The Court System

Courts

In general terms the court at which a case is tried depends on the seriousness of the offence. The majority of cases are heard in the Magistrate’s Court. If it’s an indictable-only offence such as murder or rape, the involvement of the Magistrate’s Court is minor and the case is referred to the Crown Court.

County Court

The County Court, often referred to as the ‘Small Claims Court’ deals with civil matters, such as:

  • Claims for debt repayment, including enforcing court orders and return of goods bought on credit
  • Personal Injury
  • Breach of contract concerning goods or property
  • Family issues such as divorce or adoption
  • Housing disputes, including mortgage and council rent arrears and re-possession.

Crown Court

The Crown Court deals with more serious criminal cases such as murder, rape or robbery, some of which are on appeal or referred from Magistrates’ courts. Trials are heard by a Judge and a 12 person jury. Members of the public are selected for jury service or may have to go to court as witnesses.

Magistrate’s courts

95% of cases are completed at Magistrate’s court, as well as many civil cases e.g. family matters, liquor licensing and betting and gaming. Cases are usually heard by a panel of three magistrates (Justices of the Peace) supported by a Court Clerk.

Magistrates cannot normally order sentences of imprisonment that exceed 6 months (or 12 months for consecutive sentences), or fines exceeding £5000. In cases triable either by the magistrates’ court or the Crown Court the offender may be committed by the magistrates to the Crown Court for sentencing if a more severe sentence is thought necessary.

Youth Court

10-17 year olds will usually have their case dealt with in the Youth Court.

Cases in the Youth Court will be heard by magistrates or by a District Judge. The court is not open to the general public and only those directly involved in the case will normally be allowed to attend. The press may attend court and report the proceedings

Youth Courts have a range of sentences available to them. These are designed to prevent further offending and include the making of a Detention and Training Order of up to two years.

Crown Prosecution Service

The Crown Prosecution Service (CPS) is the Government department responsible for prosecuting criminal cases investigated by the police in England and Wales. It is an independent body that works closely with the police.

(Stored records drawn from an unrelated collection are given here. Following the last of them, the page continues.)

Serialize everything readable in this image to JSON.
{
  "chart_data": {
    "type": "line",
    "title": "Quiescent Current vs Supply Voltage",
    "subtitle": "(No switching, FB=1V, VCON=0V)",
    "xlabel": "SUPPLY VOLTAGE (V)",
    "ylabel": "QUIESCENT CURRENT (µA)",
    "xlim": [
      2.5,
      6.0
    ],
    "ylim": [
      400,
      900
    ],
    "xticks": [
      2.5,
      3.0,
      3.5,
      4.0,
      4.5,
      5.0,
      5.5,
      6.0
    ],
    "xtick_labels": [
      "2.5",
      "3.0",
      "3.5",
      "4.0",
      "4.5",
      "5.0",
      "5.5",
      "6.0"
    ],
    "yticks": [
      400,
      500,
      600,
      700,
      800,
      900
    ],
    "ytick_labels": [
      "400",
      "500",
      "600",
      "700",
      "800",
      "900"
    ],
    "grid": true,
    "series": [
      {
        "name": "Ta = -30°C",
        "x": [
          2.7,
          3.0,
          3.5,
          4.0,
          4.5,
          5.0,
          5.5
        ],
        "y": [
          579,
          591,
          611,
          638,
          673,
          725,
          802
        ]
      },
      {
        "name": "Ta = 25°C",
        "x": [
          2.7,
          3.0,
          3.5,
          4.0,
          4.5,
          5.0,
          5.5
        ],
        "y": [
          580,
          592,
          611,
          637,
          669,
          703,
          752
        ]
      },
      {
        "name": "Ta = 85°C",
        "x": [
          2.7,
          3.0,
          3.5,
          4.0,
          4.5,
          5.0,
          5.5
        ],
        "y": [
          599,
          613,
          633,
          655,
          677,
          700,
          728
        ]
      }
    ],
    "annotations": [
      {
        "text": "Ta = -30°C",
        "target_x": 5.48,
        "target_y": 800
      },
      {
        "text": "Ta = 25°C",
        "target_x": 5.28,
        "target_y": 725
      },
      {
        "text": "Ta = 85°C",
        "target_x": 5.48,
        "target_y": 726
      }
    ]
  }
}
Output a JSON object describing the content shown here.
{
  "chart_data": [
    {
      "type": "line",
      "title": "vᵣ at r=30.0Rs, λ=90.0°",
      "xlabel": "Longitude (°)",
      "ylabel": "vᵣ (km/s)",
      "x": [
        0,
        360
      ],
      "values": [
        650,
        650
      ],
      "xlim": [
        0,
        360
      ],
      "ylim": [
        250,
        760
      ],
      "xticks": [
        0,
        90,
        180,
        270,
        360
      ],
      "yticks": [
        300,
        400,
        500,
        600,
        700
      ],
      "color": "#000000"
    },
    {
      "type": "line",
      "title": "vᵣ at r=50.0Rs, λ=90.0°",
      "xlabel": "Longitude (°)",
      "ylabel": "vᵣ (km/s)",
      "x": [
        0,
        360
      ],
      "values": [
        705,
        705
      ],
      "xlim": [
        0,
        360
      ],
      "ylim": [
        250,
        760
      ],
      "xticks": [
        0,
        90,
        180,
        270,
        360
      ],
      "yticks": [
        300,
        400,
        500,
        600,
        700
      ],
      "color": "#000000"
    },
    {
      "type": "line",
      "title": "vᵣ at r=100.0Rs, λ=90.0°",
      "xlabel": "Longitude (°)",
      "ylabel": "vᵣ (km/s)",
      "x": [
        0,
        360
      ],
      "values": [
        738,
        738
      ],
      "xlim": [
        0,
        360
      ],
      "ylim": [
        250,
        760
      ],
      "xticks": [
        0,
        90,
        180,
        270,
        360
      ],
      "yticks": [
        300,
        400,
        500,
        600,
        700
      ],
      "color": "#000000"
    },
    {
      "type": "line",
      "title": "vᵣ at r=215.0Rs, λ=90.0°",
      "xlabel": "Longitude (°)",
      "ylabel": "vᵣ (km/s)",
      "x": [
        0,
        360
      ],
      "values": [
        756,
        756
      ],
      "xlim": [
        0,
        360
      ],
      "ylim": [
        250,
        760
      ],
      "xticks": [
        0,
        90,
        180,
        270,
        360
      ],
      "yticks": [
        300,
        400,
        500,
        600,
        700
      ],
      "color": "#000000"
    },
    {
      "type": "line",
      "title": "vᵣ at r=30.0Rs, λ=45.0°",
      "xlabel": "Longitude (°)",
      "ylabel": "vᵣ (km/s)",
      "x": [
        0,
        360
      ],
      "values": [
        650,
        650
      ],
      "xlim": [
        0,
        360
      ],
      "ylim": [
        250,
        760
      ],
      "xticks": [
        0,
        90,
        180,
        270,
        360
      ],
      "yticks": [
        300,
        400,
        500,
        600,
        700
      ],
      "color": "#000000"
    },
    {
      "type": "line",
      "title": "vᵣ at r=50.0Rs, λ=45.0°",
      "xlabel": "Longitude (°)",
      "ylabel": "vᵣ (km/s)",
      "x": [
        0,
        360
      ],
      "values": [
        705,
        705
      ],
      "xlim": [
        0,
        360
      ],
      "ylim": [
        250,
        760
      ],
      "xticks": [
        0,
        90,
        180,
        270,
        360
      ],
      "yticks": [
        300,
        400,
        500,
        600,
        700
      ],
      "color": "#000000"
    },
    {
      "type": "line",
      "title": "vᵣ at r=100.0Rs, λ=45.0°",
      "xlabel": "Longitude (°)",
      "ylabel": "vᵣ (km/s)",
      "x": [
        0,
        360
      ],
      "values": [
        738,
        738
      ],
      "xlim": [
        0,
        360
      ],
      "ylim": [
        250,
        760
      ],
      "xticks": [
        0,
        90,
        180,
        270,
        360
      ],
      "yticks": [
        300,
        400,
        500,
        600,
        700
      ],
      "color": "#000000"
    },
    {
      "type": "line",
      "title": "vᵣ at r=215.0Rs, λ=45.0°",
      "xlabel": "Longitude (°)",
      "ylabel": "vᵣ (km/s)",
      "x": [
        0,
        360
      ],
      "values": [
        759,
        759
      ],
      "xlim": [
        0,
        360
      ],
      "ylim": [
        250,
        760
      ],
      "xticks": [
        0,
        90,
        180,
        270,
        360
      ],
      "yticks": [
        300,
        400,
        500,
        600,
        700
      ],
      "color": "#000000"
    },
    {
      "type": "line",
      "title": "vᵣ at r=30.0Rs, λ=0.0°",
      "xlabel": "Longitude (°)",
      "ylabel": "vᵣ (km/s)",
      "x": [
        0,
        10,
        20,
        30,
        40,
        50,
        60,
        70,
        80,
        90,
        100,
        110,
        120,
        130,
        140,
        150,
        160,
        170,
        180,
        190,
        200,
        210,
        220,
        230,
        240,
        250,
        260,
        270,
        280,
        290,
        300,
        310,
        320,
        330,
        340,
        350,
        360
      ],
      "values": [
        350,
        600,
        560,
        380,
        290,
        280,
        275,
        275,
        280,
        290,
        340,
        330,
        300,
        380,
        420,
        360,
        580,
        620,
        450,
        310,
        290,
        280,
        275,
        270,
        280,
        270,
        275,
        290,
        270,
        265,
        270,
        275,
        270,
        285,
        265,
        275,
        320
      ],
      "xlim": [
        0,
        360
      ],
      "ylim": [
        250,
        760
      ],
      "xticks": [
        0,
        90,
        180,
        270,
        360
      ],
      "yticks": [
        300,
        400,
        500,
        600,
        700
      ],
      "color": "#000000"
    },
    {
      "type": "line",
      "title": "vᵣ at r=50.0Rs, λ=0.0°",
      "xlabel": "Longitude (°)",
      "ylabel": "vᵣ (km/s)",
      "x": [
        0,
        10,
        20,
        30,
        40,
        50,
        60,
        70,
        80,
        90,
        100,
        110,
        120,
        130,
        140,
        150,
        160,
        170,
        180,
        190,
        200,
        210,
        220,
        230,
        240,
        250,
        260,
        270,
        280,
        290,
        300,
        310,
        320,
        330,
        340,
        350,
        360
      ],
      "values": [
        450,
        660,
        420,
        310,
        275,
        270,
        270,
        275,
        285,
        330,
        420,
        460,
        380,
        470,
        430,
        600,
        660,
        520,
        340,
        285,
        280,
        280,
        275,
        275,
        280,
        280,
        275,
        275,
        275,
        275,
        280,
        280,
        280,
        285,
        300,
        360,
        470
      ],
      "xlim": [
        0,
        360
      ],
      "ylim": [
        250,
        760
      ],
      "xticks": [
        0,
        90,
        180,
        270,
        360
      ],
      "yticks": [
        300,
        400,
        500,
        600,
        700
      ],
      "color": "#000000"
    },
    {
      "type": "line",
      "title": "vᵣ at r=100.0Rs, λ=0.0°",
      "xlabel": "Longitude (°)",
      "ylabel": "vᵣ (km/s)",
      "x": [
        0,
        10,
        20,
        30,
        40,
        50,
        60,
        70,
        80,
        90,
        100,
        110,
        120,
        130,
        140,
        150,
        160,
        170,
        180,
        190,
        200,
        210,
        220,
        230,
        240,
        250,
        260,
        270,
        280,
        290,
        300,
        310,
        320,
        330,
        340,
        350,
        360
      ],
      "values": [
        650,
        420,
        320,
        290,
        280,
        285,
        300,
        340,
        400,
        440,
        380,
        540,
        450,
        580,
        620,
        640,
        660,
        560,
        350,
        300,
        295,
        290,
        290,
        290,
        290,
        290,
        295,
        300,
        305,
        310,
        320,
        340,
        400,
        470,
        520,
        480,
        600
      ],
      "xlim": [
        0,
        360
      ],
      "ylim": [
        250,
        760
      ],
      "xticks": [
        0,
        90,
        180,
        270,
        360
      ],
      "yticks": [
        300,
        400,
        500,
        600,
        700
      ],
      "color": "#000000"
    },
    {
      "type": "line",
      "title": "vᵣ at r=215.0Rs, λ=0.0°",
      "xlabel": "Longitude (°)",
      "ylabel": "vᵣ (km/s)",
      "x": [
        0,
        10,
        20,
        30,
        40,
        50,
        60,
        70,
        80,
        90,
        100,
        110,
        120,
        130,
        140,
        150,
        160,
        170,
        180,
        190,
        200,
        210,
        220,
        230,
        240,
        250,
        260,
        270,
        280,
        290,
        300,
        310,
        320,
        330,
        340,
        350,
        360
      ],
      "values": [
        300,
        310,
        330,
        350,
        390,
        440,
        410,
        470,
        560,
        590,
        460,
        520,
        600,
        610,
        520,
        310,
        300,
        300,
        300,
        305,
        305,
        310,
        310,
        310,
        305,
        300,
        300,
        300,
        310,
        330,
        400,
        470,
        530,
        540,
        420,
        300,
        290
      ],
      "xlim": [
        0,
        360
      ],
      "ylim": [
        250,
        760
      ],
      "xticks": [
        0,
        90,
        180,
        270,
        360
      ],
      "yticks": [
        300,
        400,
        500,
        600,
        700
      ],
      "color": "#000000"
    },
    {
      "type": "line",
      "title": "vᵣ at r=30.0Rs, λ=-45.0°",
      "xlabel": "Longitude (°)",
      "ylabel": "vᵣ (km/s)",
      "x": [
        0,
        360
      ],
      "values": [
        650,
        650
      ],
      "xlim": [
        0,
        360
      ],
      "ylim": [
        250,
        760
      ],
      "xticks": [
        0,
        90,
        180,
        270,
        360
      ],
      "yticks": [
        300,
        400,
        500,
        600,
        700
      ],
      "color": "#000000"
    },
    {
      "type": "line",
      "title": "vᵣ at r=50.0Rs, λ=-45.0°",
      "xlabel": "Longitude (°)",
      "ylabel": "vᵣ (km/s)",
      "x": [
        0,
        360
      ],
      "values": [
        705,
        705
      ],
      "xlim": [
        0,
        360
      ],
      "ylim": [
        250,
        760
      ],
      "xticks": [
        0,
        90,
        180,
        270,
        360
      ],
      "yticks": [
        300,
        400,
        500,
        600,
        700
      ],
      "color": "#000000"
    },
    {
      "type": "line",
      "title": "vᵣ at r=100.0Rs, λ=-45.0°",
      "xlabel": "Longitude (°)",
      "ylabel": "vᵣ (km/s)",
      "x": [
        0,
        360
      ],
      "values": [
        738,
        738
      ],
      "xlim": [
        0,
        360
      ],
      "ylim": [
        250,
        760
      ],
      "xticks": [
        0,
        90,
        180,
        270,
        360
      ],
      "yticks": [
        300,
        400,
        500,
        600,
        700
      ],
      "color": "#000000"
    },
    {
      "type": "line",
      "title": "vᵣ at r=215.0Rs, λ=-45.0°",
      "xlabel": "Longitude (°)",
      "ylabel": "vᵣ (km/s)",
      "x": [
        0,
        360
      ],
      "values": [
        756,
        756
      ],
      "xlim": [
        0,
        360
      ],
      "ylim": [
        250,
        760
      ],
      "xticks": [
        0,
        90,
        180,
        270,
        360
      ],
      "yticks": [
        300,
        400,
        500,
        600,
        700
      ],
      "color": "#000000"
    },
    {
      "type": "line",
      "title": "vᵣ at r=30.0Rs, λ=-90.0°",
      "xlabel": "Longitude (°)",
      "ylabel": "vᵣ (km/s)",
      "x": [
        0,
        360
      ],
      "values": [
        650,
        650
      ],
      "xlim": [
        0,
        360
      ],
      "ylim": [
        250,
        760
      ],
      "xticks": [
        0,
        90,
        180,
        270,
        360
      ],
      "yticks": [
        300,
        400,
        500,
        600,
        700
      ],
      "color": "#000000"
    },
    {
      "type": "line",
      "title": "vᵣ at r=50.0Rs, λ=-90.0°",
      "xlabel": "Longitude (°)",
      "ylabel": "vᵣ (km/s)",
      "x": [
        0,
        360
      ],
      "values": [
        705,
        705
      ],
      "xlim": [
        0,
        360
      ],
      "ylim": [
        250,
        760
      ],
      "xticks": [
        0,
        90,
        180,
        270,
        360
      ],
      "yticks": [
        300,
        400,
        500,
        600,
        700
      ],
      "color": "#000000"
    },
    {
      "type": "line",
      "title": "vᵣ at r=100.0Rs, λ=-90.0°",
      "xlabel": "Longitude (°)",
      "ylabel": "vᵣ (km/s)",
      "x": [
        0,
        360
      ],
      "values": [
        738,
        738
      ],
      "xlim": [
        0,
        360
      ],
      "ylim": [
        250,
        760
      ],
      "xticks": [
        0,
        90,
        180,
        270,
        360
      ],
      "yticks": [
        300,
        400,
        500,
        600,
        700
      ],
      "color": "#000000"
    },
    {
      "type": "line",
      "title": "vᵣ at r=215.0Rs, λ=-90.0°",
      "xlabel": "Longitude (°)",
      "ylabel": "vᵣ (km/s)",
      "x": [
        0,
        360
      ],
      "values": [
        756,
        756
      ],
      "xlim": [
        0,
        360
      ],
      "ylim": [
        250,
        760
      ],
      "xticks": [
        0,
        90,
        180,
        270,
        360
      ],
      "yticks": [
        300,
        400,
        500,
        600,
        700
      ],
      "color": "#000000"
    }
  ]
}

As the principal prosecuting authority in England and Wales, the CPS is responsible for:

  • Advising the police on cases for possible prosecution
  • Reviewing cases submitted by the police
  • Where the decision is to prosecute, determine the charge in all but minor cases
  • Preparing cases for court
  • Presentation of cases at court.

The role of the Service is to prosecute cases firmly, fairly and effectively when there is sufficient evidence to provide a realistic prospect of conviction and when it is in the public interest to do so.

The Service plays a central role in bringing to justice perpetrators of anti-social behaviour by:

  • Prosecuting anti-social behaviour-related offences
  • Seeking ‘orders on conviction’ after a person has been convicted and sentenced for an offence and
  • Prosecuting breaches of anti-social behaviour orders.

For further information about the Crown Prosecution Service visit www.cps.gov.uk.

Probation Services

The National Probation Service aims to:

  • Protect the public
  • Reduce re-offending
  • Punish offenders in the community
  • Ensure offenders’ awareness of the effects of crime on the victims of crime and the public
  • Rehabilitate offenders.

The service supervises people who have been sentenced following breaches of criminal behaviour orders, and people with criminal behaviour orders who are being supervised for other matters.

It also finds unpaid, supervised work within local communities for those sentenced to undertake community service, which can help with graffiti removal and community clean-ups.

Youth Offending Teams

Young people are more likely to be victims of anti-social behaviour (ASB) than perpetrators of it, but when they are responsible for ASB, youth offending teams play a critical role in tackling it.

All members of Youth Offending Teams have expertise in areas relevant to the care and rehabilitation of young offenders. These may include areas such as the Police Service, Probation Service, Social Services, the Health Service, Education and Psychology.  They are overseen by the Youth Justice Board.

Youth offending teams will:

  • Assess the risk and protective factors in a young person’s life that relate to their offending behaviour to enable effective interventions to be implemented.
  • Provide support to young people on police and court bail.
  • Provide support to young people in the court setting.
  • Supervise and manage the cases of young offenders.
  • Support young people who have been released into the community from custody.